Le Daily Mail a interrogé un habitant de 66 ans, Peter Bell : « Je ne veux pas manquer de respect à la communauté musulmane, mais je pense qu’ils ne veulent vraiment pas s’intégrer à nos traditions… »

« Quand j’entends des mots comme multiculturalisme et vivre ensemble, je pense que c’est un non-sens. Nous sommes dans un environnement ayant un chômage record, une densité humaine extrême et où on en arrive à se sentir ostracisés. »

« Que notre Premier ministre ou nos députés viennent vivre ici sur Green Street pendant deux semaines.
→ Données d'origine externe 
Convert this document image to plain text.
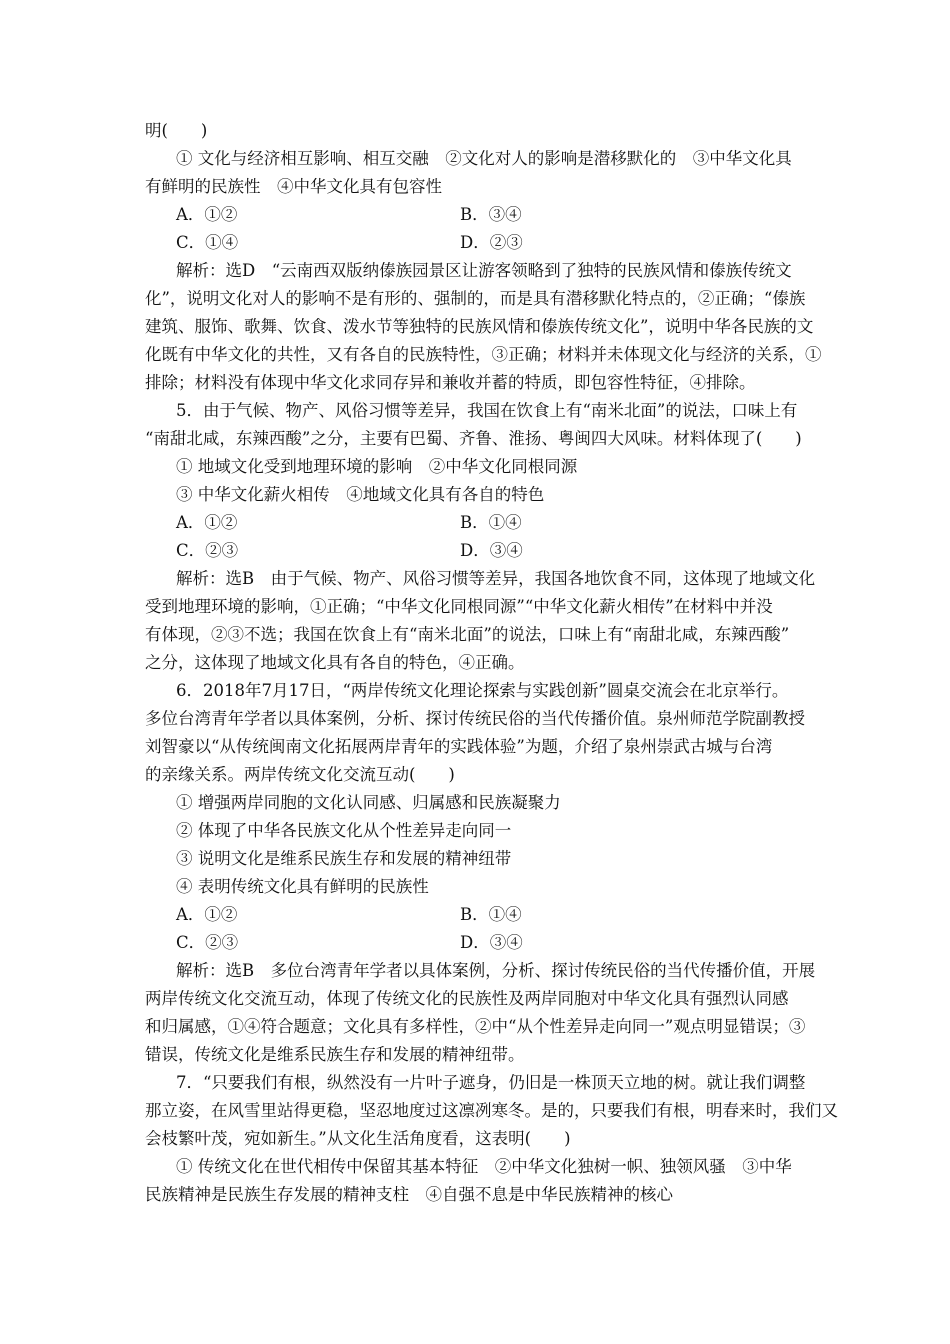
明(　　)
① 文化与经济相互影响、相互交融　②文化对人的影响是潜移默化的　③中华文化具
有鲜明的民族性　④中华文化具有包容性
A．①②	B．③④
C．①④	D．②③
解析：选D　“云南西双版纳傣族园景区让游客领略到了独特的民族风情和傣族传统文
化”，说明文化对人的影响不是有形的、强制的，而是具有潜移默化特点的，②正确；“傣族
建筑、服饰、歌舞、饮食、泼水节等独特的民族风情和傣族传统文化”，说明中华各民族的文
化既有中华文化的共性，又有各自的民族特性，③正确；材料并未体现文化与经济的关系，①
排除；材料没有体现中华文化求同存异和兼收并蓄的特质，即包容性特征，④排除。
5．由于气候、物产、风俗习惯等差异，我国在饮食上有“南米北面”的说法，口味上有
“南甜北咸，东辣西酸”之分，主要有巴蜀、齐鲁、淮扬、粤闽四大风味。材料体现了(　　)
① 地域文化受到地理环境的影响　②中华文化同根同源
③ 中华文化薪火相传　④地域文化具有各自的特色
A．①②	B．①④
C．②③	D．③④
解析：选B　由于气候、物产、风俗习惯等差异，我国各地饮食不同，这体现了地域文化
受到地理环境的影响，①正确；“中华文化同根同源”“中华文化薪火相传”在材料中并没
有体现，②③不选；我国在饮食上有“南米北面”的说法，口味上有“南甜北咸，东辣西酸”
之分，这体现了地域文化具有各自的特色，④正确。
6．2018年7月17日，“两岸传统文化理论探索与实践创新”圆桌交流会在北京举行。
多位台湾青年学者以具体案例，分析、探讨传统民俗的当代传播价值。泉州师范学院副教授
刘智豪以“从传统闽南文化拓展两岸青年的实践体验”为题，介绍了泉州崇武古城与台湾
的亲缘关系。两岸传统文化交流互动(　　)
① 增强两岸同胞的文化认同感、归属感和民族凝聚力
② 体现了中华各民族文化从个性差异走向同一
③ 说明文化是维系民族生存和发展的精神纽带
④ 表明传统文化具有鲜明的民族性
A．①②	B．①④
C．②③	D．③④
解析：选B　多位台湾青年学者以具体案例，分析、探讨传统民俗的当代传播价值，开展
两岸传统文化交流互动，体现了传统文化的民族性及两岸同胞对中华文化具有强烈认同感
和归属感，①④符合题意；文化具有多样性，②中“从个性差异走向同一”观点明显错误；③
错误，传统文化是维系民族生存和发展的精神纽带。
7．“只要我们有根，纵然没有一片叶子遮身，仍旧是一株顶天立地的树。就让我们调整
那立姿，在风雪里站得更稳，坚忍地度过这凛冽寒冬。是的，只要我们有根，明春来时，我们又
会枝繁叶茂，宛如新生。”从文化生活角度看，这表明(　　)
① 传统文化在世代相传中保留其基本特征　②中华文化独树一帜、独领风骚　③中华
民族精神是民族生存发展的精神支柱　④自强不息是中华民族精神的核心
Ils comprendront mieux. »

« Je n’en reviens pas de ce qui est en train de se passer ici : on se croirait à Bagdad. »

Le district de Newham est l’arrondissement le plus ethniquement diversifié de tout le Royaume-Uni avec seulement 16 % de population blanche aujourd’hui contre 33,8 % il y a encore dix ans.

Mme Leanne Oakham dit au journaliste de BBC1 qu’elle a été obligée de déménager pour vivre dans l’Essex : « Ce n’est plus comme le East End d’autrefois où tout le monde se connaissait et on pouvait s’absenter de chez soi en laissant sa porte ouverte. C’est devenu dangereux aujourd’hui… ».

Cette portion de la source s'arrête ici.